Una famiglia resiliente è capace di fare i conti con la tempesta dei figli e sa assumersene il rischio, sapendo che nulla sarà come prima, trasformando la fatalità in occasione.
Accompagnare i figli in questa difficile transizione significa non pretendere che tutto torni come prima, nella ripetizione di modelli passati e mai oltrepassati; significa, piuttosto, cercare con loro una nuova narrazione che nasca autenticamente dalla realtà.
Soprattutto, significa cercare “alleanze educative”, come ricorda Papa Francesco nel suo recente “Messaggio per il lancio del patto educativo”.

Ciò che deve cambiare è quella condizione di isolamento a cui la famiglia italiana si è condannata già da tempo; quel non voler fare sapere agli altri le situazioni di conflittualità con i figli interne alla famiglia; quel “cavarsela da soli”, perché tanto nessuno ti dà una mano e affidarsi ai servizi sociali è peggio…

Con la pandemia, forse non è la fine del mondo, ma certamente è la fine di un mondo: abbiamo preteso di “sciacquare i panni in Arno”, di “lavare in casa propria i panni sporchi” e non ci siamo resi conto che non è possibile educare i figli in una condizione di isolamento.
Ebbene, questo modello di famiglia è finito. Occorre dare vita a nuove forme di “villaggio”, intensificando gli incontri e le condivisioni tra famiglie: non più l’immunitas di un sistema familiare chiuso, ma la communitas come sistema aperto, come solidarietà tra famiglie.

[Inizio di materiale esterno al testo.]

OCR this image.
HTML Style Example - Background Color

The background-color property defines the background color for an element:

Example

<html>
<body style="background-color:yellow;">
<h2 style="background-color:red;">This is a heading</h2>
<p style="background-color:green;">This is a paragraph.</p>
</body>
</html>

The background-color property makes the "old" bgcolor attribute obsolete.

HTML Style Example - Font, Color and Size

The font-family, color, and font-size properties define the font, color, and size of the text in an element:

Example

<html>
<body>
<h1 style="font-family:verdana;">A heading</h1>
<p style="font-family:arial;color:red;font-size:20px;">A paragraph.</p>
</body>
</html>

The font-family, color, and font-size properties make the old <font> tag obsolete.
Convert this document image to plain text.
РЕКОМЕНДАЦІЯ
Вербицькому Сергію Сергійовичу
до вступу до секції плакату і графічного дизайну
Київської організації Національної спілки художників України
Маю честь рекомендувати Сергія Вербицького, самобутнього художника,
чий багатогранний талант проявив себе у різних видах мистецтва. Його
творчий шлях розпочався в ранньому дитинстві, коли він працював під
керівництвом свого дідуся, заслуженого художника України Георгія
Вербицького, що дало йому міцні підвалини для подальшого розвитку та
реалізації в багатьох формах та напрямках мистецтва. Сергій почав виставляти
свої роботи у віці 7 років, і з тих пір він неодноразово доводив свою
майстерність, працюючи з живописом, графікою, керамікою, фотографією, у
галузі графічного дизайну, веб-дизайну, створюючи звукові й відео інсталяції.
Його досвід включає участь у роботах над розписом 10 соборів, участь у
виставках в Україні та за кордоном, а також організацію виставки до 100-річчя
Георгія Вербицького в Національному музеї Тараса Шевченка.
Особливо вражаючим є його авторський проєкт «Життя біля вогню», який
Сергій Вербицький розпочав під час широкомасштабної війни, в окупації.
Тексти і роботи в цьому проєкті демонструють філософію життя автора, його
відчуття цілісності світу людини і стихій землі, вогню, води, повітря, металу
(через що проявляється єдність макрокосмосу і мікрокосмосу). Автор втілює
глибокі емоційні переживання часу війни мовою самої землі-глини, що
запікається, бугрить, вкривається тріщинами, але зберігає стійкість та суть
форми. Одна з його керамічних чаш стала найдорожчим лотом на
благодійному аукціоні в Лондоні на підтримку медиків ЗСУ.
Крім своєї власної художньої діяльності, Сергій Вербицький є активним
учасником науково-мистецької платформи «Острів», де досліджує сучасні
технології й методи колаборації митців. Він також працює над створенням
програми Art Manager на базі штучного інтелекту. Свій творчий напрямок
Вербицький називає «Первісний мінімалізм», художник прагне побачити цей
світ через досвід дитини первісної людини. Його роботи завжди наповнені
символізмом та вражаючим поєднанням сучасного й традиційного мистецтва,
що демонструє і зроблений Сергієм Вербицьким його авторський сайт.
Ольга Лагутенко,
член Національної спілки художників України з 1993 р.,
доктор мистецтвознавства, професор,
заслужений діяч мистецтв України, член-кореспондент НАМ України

Abbiamo affidato le coscienze dei nostri figli all’impero tecnocratico e ci stiamo rendendo conto di quanto la conoscenza scientifica, per quanto avanzata, rimanga imperfetta ed incapace di sostituire la fisicità di un rapporto umano autentico.
Il sistema tecnico-informatico non regge il desiderio di relazione insito nell’uomo e non sostituisce quel corpo a corpo che il rapporto umano richiede. C’è una fisicità dell’incontro che è insostituibile anche tra famiglie. Il confronto e l’aiuto nascono dal guardarsi reciprocamente negli occhi e da un abbraccio che spesso non può limitarsi ad essere soltanto simbolico.

Per questo, da qualche anno, all’interno del nostro cammino associativo, abbiamo avviato un gruppo-famiglie che si ritrova mensilmente e che condivide il racconto delle gioie e delle fatiche nel rapporto con figli adolescenti. E’ un piccolo contributo che Kayròs offre per condividere un’esperienza educativa e per avviare un confronto non giudicante che permetta a chi partecipa di non sentirsi solo nell’avventura educativa.

don Claudio Burgio

About Author: Don Claudio Burgio

Don Claudio Burgio nasce a Milano il 29 Maggio 1969, dopo gli studi classici, a ventuno anni entra nel seminario della Diocesi ambrosiana, dove completa la formazione filosofica e teologica. L’8 Giugno 1996 è ordinato sacerdote, nel Duomo di Milano, dal cardinale Carlo Maria Martini. Fondatore e presidente dell’associazione Kayrós che dal 2000 gestisce comunità di accoglienza per minori e servizi educativi per adolescenti, don Claudio, dopo dieci anni di parrocchia, coinvolto nella pastorale giovanile degli oratori, diventa collaboratore di don Gino Rigoldi come cappellano dell’Istituto penale minorile “Cesare Beccaria” di Milano. Accanto all’attività pedagogica che lo vede impegnato quotidianamente con i ragazzi delle comunità, numerosi sono i suoi interventi in dibattiti ed incontri pubblici su temi sociali di attualità, su spiritualità, educazione, famiglia, tossicodipendenza, emarginazione giovanile. E’ autore di “Non esistono ragazzi cattivi” (Edizioni Paoline, 2010), racconto-testimonianza dei primi anni vissuti a fianco dei ragazzi del carcere minorile e delle comunità Kayrós. Appassionato musicista-compositore, scrive e pubblica “Una storia più grande di noi”, un lavoro discografico per la catechesi degli adolescenti che ha notevole diffusione in varie diocesi italiane. Formatosi musicalmente già da giovane presso il Pontificio Istituto di Musica Sacra di Milano, nel 2007 viene nominato direttore della Cappella musicale del Duomo di Milano, la più antica istituzione musicale della città, occupazione che ha esercitato fino al 2021. Proprio nella Cattedrale milanese don Claudio confessa e celebra l’Eucarestia.